例え今生きていたとしても、いずれは殺されるのか、戌海も。
…………。
右腕についている傷跡を見る。
自らの罪をごまかすためにガラスの破片でつけた傷の跡。
制服を脱ぎ、黒いTシャツに灰色でどこぞの飛竜らしきものをプリントされたものを着、下には黒いズボンを履く。
『何をしているのだ?』
「窮鼠が猫を噛み千切る準備をしているところだ」
『……全く。
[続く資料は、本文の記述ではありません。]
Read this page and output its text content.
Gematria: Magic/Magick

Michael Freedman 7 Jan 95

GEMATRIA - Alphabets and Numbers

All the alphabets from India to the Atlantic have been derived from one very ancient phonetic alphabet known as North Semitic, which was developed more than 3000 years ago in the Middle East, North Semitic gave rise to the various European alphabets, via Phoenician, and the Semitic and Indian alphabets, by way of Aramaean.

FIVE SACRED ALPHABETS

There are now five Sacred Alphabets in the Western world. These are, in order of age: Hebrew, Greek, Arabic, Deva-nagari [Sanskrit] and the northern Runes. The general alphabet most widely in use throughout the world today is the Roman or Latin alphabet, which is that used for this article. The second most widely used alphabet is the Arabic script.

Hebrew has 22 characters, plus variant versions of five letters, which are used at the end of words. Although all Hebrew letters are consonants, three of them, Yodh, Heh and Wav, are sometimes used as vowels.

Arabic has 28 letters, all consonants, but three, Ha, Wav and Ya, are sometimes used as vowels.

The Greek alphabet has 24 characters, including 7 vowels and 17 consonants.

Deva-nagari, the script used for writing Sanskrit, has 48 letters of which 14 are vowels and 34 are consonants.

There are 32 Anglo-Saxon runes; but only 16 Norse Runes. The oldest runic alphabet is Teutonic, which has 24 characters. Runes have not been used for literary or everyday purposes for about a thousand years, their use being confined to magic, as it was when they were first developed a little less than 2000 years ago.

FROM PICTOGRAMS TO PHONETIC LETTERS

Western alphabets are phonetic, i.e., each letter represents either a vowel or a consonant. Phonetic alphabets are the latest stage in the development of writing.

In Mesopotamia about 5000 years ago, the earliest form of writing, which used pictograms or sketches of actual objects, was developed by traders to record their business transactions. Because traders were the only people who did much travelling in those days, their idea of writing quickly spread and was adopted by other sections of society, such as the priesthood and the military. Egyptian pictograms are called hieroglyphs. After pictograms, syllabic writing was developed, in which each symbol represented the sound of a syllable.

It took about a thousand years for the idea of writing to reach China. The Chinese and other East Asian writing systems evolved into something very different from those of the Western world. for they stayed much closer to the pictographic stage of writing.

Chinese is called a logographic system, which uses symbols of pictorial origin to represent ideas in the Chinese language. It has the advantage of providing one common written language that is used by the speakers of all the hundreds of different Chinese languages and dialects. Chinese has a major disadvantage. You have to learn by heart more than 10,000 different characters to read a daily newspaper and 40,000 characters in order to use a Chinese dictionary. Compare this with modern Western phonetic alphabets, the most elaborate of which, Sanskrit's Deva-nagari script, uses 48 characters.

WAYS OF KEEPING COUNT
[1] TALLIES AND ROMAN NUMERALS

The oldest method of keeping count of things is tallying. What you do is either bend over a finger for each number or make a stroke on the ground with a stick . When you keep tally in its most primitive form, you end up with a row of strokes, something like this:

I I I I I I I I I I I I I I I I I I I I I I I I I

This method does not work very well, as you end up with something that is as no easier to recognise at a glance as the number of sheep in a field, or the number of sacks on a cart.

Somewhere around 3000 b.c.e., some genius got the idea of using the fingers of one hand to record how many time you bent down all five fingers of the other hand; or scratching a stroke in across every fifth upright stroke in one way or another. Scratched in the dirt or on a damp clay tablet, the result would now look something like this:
殺意にコンプレックスがあるくせによくやる……』
腰にポーチを巻き、水、カロリーがメイトなあれを二箱、そして中華包丁と、親父の書斎になるらしい部屋に置いてあった荷物まさぐり、親父が専門店で買ったくそ高いバタフライナイフを入れる。親父と母さんが結婚して間もない時に買ったらしい。新技術を思いついて親父が実業部のトップに上り詰める一年前だったとも聞いている。
玄関を開けて外に出た。
夕日が傾きかけている。
この街が閉ざされるのは恐らく日没後だ。
では、その前に……。
「戌海」と彫られたプレートを横目に、俺は隣家のインターホンを鳴らした。
……返事は無い。
ドアのカギは開いていた。恐らく偽物の仕業だろう。